正典は、それが自分を逆上させる為の策であると理解しながらも、キール皇帝を黙らせる事に躍起になっていた。
それは、正に皇帝の意図した通りの行動だ。
「やはり、貴公は力に溺れるあまり、自らに都合の良いものしか、その視界に入れていないようだな」
その一言が、銃爪となった。
皇帝のアルカナの棺の「支配」の力が、一挙に戦場を包み込む。
皇帝の「支配」は、その場に居たメアリのエイレイネーは元より、ノヴァの首都防衛艦隊をも巻き込んでそれを統率する。
エイレイネーが砂から何百というスートアーマーの大軍を作り出し、尽きることの無い援軍と一糸乱れぬ連携能力を得た防衛艦隊は、アナンタの獣の軍勢を効率的に、そして瞬く間に駆逐していく。
「な、何が起きているんだ……?」
「この戦場を、支配した。最早、貴公に勝ち目は無いと知れ」
「ば、馬鹿な……愚者のアルカナの棺は、アルカニック・ギアの力を封じる筈!」
「ああ。確かに力は封じられていたさ。だが、皇帝の棺に限れば、エネルギーを余分に能力へ振り分ければ、こうして能力を行使出来るし、支配下に置いた棺も、その恩恵を受けられるのだよ」
「何故……何故だ!?」
「何故、か。それは、皇帝のアルカナの棺が、愚者へのカウンターとしての役割を担っているからだッ!」
そこから、キール皇帝の乗るアルカニック・インペリアルの反撃が始まった。
世界、愚者、そして皇帝の三つのアルカナの棺は、個々の棺がシステムを逸脱した行動を取った場合を見越し、カウンタープログラムとしての能力が与えられていた。
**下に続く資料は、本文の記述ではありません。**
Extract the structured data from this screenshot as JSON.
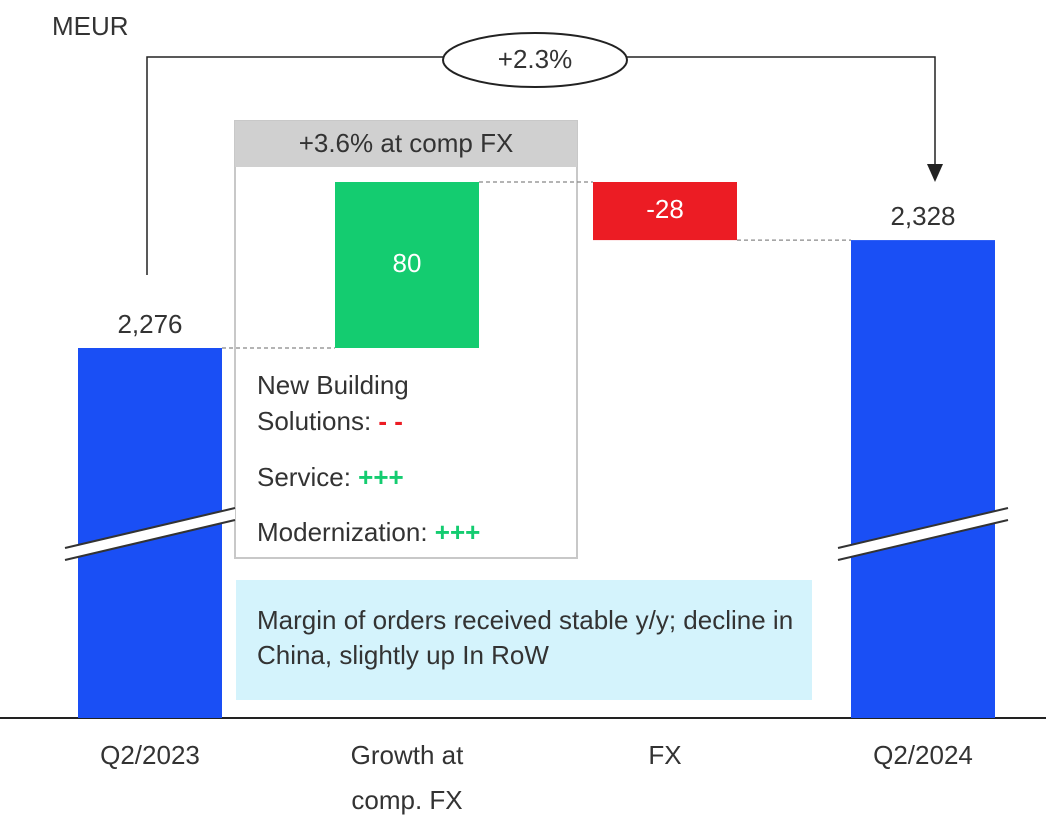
{
  "chart_data": {
    "type": "waterfall",
    "unit_label": "MEUR",
    "categories": [
      "Q2/2023",
      "Growth at comp. FX",
      "FX",
      "Q2/2024"
    ],
    "values": [
      2276,
      80,
      -28,
      2328
    ],
    "value_labels": [
      "2,276",
      "80",
      "-28",
      "2,328"
    ],
    "measure": [
      "absolute",
      "relative",
      "relative",
      "total"
    ],
    "colors": {
      "total": "#1a4ff5",
      "increase": "#14cc70",
      "decrease": "#ec1c24"
    },
    "change_annotation": "+2.3%",
    "growth_box": {
      "title": "+3.6% at comp FX",
      "items": [
        {
          "label": "New Building Solutions:",
          "sign": "- -",
          "color": "#ec1c24"
        },
        {
          "label": "Service:",
          "sign": "+++",
          "color": "#14cc70"
        },
        {
          "label": "Modernization:",
          "sign": "+++",
          "color": "#14cc70"
        }
      ]
    },
    "note": "Margin of orders received stable y/y; decline in China, slightly up In RoW"
  }
}
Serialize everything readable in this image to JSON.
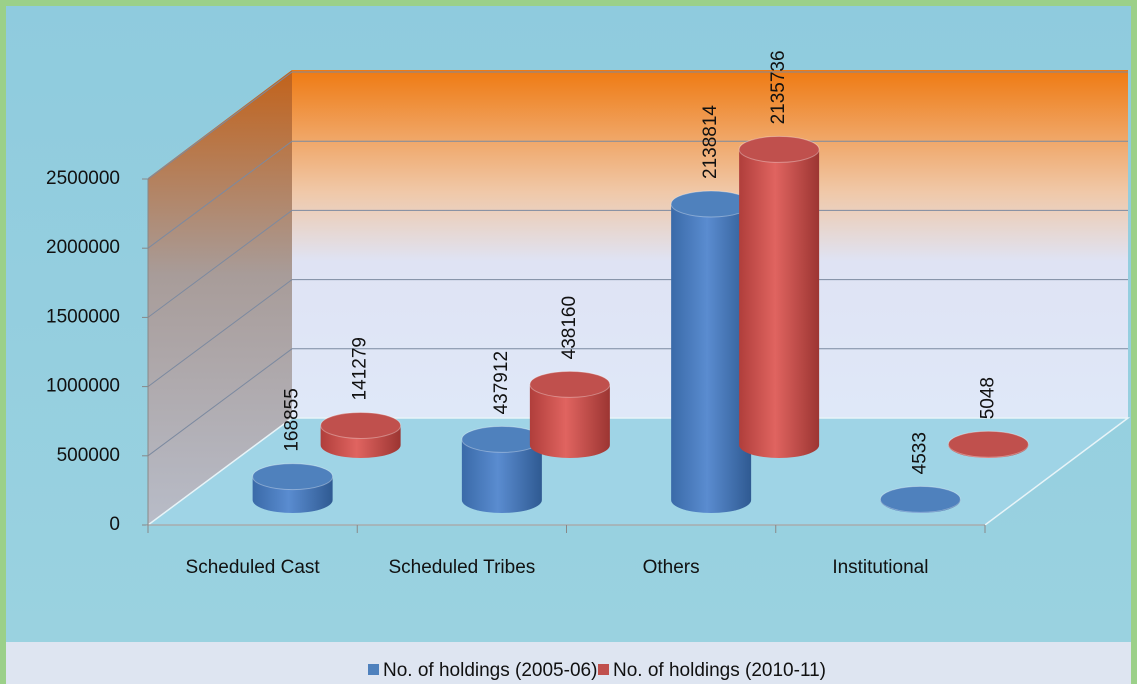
{
  "chart_data": {
    "type": "bar3d",
    "categories": [
      "Scheduled Cast",
      "Scheduled Tribes",
      "Others",
      "Institutional"
    ],
    "series": [
      {
        "name": "No. of holdings (2005-06)",
        "color": "#4f81bd",
        "values": [
          168855,
          437912,
          2138814,
          4533
        ]
      },
      {
        "name": "No. of holdings (2010-11)",
        "color": "#c0504d",
        "values": [
          141279,
          438160,
          2135736,
          5048
        ]
      }
    ],
    "ylim": [
      0,
      2500000
    ],
    "yticks": [
      0,
      500000,
      1000000,
      1500000,
      2000000,
      2500000
    ],
    "grid": true,
    "legend": "bottom"
  }
}
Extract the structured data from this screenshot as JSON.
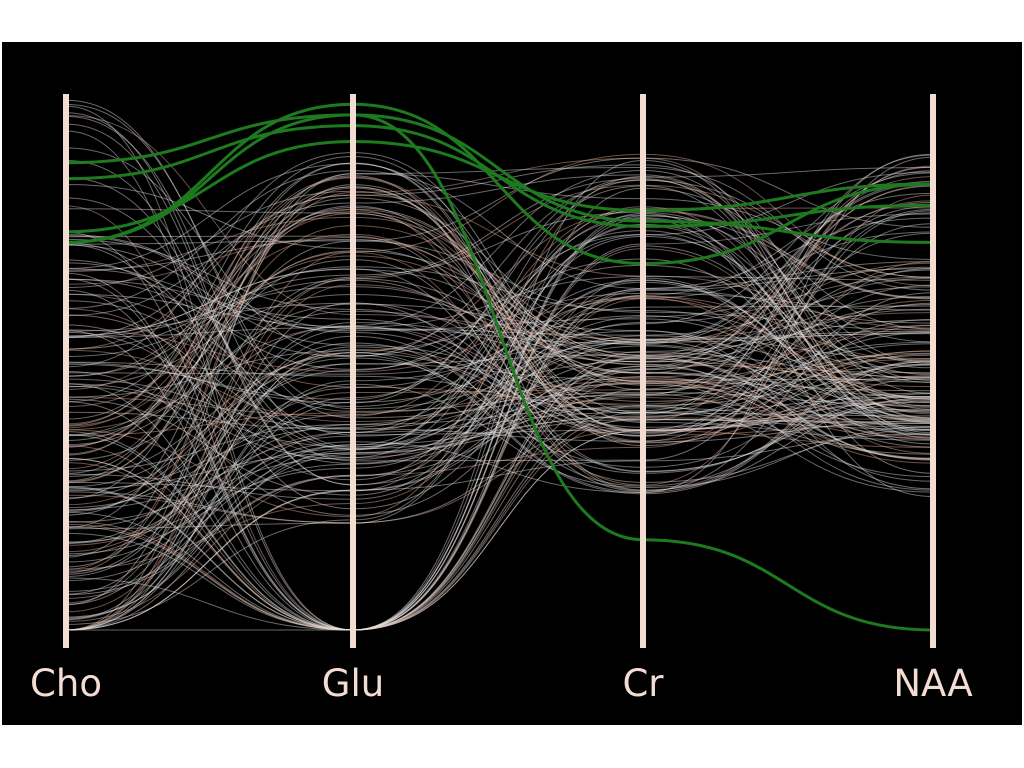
{
  "chart_data": {
    "type": "parallel-coordinates",
    "title": "",
    "axes": [
      "Cho",
      "Glu",
      "Cr",
      "NAA"
    ],
    "axis_range": [
      0,
      1
    ],
    "grid": false,
    "legend": "none",
    "colors": {
      "background": "#000000",
      "axis": "#f3ddd2",
      "background_lines": "#e6e6e6",
      "background_lines_tint": "#f0b49b",
      "highlight_lines": "#1e7a1e"
    },
    "background_line_count": 180,
    "highlighted": [
      {
        "values": [
          0.88,
          0.97,
          0.77,
          0.73
        ]
      },
      {
        "values": [
          0.85,
          0.95,
          0.76,
          0.8
        ]
      },
      {
        "values": [
          0.75,
          0.92,
          0.79,
          0.84
        ]
      },
      {
        "values": [
          0.73,
          0.99,
          0.69,
          0.84
        ]
      },
      {
        "values": [
          0.73,
          0.97,
          0.17,
          0.0
        ]
      }
    ]
  }
}
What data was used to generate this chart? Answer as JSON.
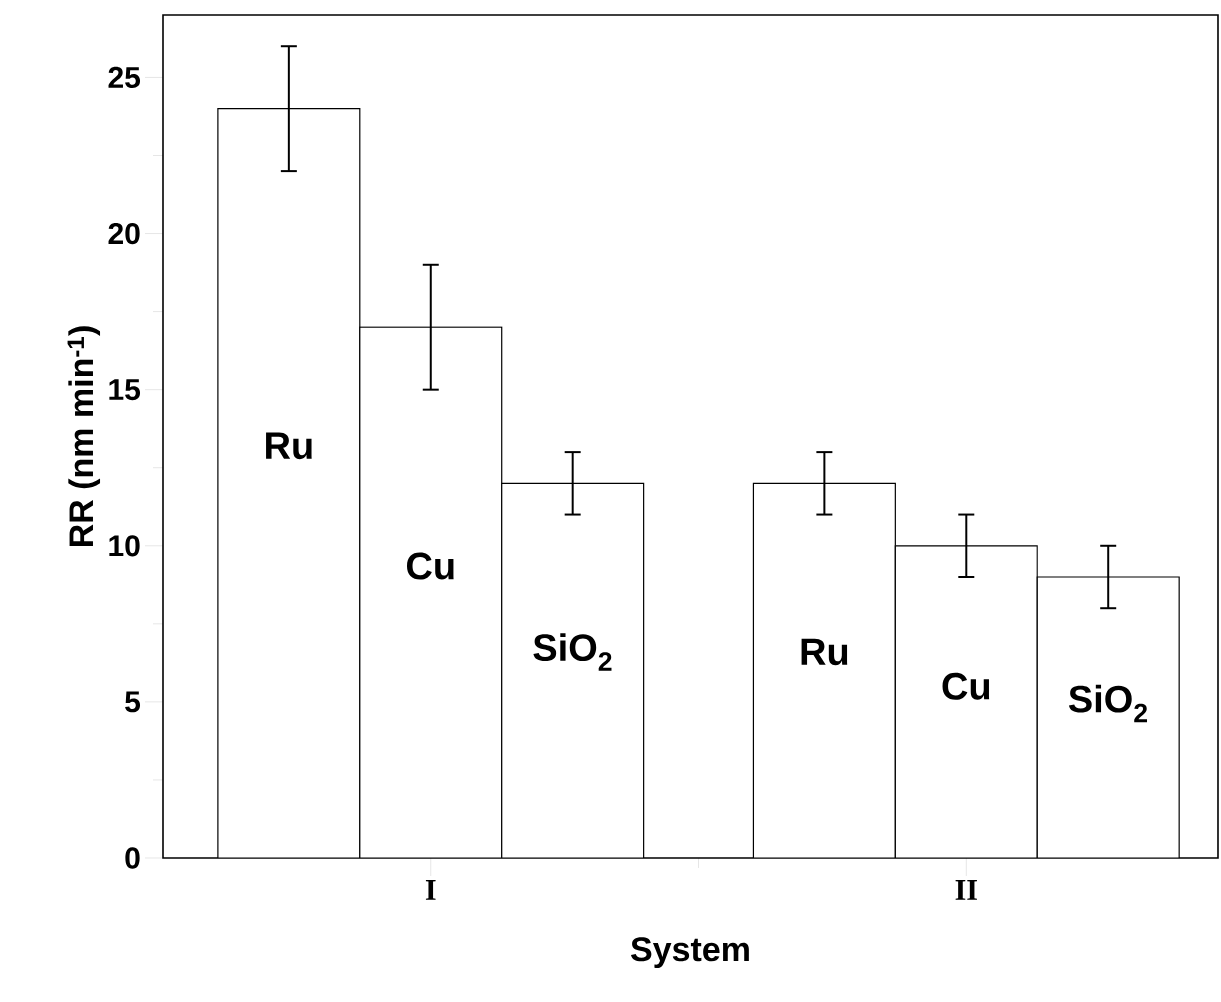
{
  "chart_data": {
    "type": "bar",
    "xlabel": "System",
    "ylabel": "RR (nm min$^{-1}$)",
    "categories": [
      "I",
      "II"
    ],
    "series": [
      {
        "name": "Ru",
        "color": "#ffffff",
        "values": [
          24,
          12
        ],
        "errors": [
          2,
          1
        ]
      },
      {
        "name": "Cu",
        "color": "#ffffff",
        "values": [
          17,
          10
        ],
        "errors": [
          2,
          1
        ]
      },
      {
        "name": "SiO$_{2}$",
        "color": "#ffffff",
        "values": [
          12,
          9
        ],
        "errors": [
          1,
          1
        ]
      }
    ],
    "ylim": [
      0,
      27
    ],
    "yticks": [
      0,
      5,
      10,
      15,
      20,
      25
    ],
    "grid": false
  }
}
愚者のアルカナの棺が持つ、他の棺の能力を阻害する能力も、その一端である。
だが、それ故に愚者のアルカナの棺が暴走した場合のセーフティが必要となるのは、世の常。それを担っていたのが、皇帝の棺を有するアルカニック・インペリアルという訳だ。
「そんな、そんな馬鹿な事が、あってたまるか!」
正典が爪をキール皇帝へと突き立てるが、皇帝機はそれを意に介さぬように切り払う。
鈍い輝きを見せていた爪は、何者をも切り裂けぬ程に短く整えられた。
「私は、棺の能力によってこの場の全軍に指揮を飛ばしている」
軍刀を構え、一歩、眼前の敵へと歩みを進める。
「即ち貴様の相手など、片手間で十分という事だ……!」
その言葉と共に、キール皇帝は正典に剣を振り下ろした。